Enclosure, Tornant, Co. Wicklow
Co. Wicklow |
Enclosures
In the pasture of Tornant townland in County Wicklow, a circular earthwork roughly fifteen metres across has effectively ceased to exist above ground.
The land has been improved, grazed, and worked over long enough that no visible surface trace remains, yet the site continues to appear in the archaeological record as a place that once held, or possibly held, a rath, the term for a ring-fort of the early medieval period typically used as a farmstead enclosure.
The earliest modern documentation comes from John O'Donovan, the scholar and topographer who worked on the Ordnance Survey's place-name and antiquities project in the late 1830s.

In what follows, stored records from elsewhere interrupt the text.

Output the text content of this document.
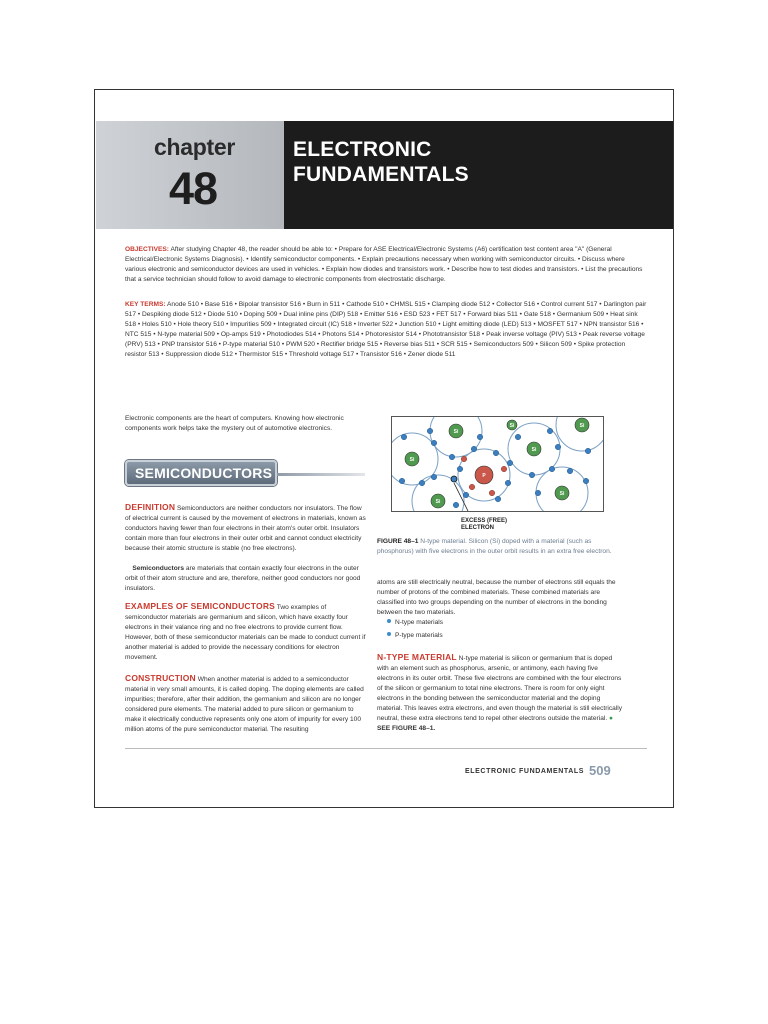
chapter
48
ELECTRONIC
FUNDAMENTALS
OBJECTIVES: After studying Chapter 48, the reader should be able to: • Prepare for ASE Electrical/Electronic Systems (A6) certification test content area "A" (General Electrical/Electronic Systems Diagnosis). • Identify semiconductor components. • Explain precautions necessary when working with semiconductor circuits. • Discuss where various electronic and semiconductor devices are used in vehicles. • Explain how diodes and transistors work. • Describe how to test diodes and transistors. • List the precautions that a service technician should follow to avoid damage to electronic components from electrostatic discharge.
KEY TERMS: Anode 510 • Base 516 • Bipolar transistor 516 • Burn in 511 • Cathode 510 • CHMSL 515 • Clamping diode 512 • Collector 516 • Control current 517 • Darlington pair 517 • Despiking diode 512 • Diode 510 • Doping 509 • Dual inline pins (DIP) 518 • Emitter 516 • ESD 523 • FET 517 • Forward bias 511 • Gate 518 • Germanium 509 • Heat sink 518 • Holes 510 • Hole theory 510 • Impurities 509 • Integrated circuit (IC) 518 • Inverter 522 • Junction 510 • Light emitting diode (LED) 513 • MOSFET 517 • NPN transistor 516 • NTC 515 • N-type material 509 • Op-amps 519 • Photodiodes 514 • Photons 514 • Photoresistor 514 • Phototransistor 518 • Peak inverse voltage (PIV) 513 • Peak reverse voltage (PRV) 513 • PNP transistor 516 • P-type material 510 • PWM 520 • Rectifier bridge 515 • Reverse bias 511 • SCR 515 • Semiconductors 509 • Silicon 509 • Spike protection resistor 513 • Suppression diode 512 • Thermistor 515 • Threshold voltage 517 • Transistor 516 • Zener diode 511
Electronic components are the heart of computers. Knowing how electronic components work helps take the mystery out of automotive electronics.
SEMICONDUCTORS
DEFINITION Semiconductors are neither conductors nor insulators. The flow of electrical current is caused by the movement of electrons in materials, known as conductors having fewer than four electrons in their atom's outer orbit. Insulators contain more than four electrons in their outer orbit and cannot conduct electricity because their atomic structure is stable (no free electrons).
Semiconductors are materials that contain exactly four electrons in the outer orbit of their atom structure and are, therefore, neither good conductors nor good insulators.
EXAMPLES OF SEMICONDUCTORS Two examples of semiconductor materials are germanium and silicon, which have exactly four electrons in their valance ring and no free electrons to provide current flow. However, both of these semiconductor materials can be made to conduct current if another material is added to provide the necessary conditions for electron movement.
CONSTRUCTION When another material is added to a semiconductor material in very small amounts, it is called doping. The doping elements are called impurities; therefore, after their addition, the germanium and silicon are no longer considered pure elements. The material added to pure silicon or germanium to make it electrically conductive represents only one atom of impurity for every 100 million atoms of the pure semiconductor material. The resulting
Si
Si
Si
Si
Si
Si
Si
P
EXCESS (FREE) ELECTRON
FIGURE 48–1 N-type material. Silicon (Si) doped with a material (such as phosphorus) with five electrons in the outer orbit results in an extra free electron.
atoms are still electrically neutral, because the number of electrons still equals the number of protons of the combined materials. These combined materials are classified into two groups depending on the number of electrons in the bonding between the two materials.
N-type materials
P-type materials
N-TYPE MATERIAL N-type material is silicon or germanium that is doped with an element such as phosphorus, arsenic, or antimony, each having five electrons in its outer orbit. These five electrons are combined with the four electrons of the silicon or germanium to total nine electrons. There is room for only eight electrons in the bonding between the semiconductor material and the doping material. This leaves extra electrons, and even though the material is still electrically neutral, these extra electrons tend to repel other electrons outside the material. ● SEE FIGURE 48–1.
ELECTRONIC FUNDAMENTALS 509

Writing between 1838 and 1840, O'Donovan noted two small raths, partly defaced, on the northern side of this townland. The first edition six-inch Ordnance Survey map of 1838 records one of these as a circular enclosure of approximately fifteen metres in diameter, sitting on a gentle north-west facing slope. By the time formal monument registers were compiled in the late twentieth century, the classification had softened: listed simply as an enclosure in 1986, and then as only a possible enclosure in 1995, reflecting the difficulty of confirming a site that the landscape had largely absorbed. The shrinking confidence in that record is itself a kind of small history, tracing the moment when a feature visible to O'Donovan's generation became invisible to ours.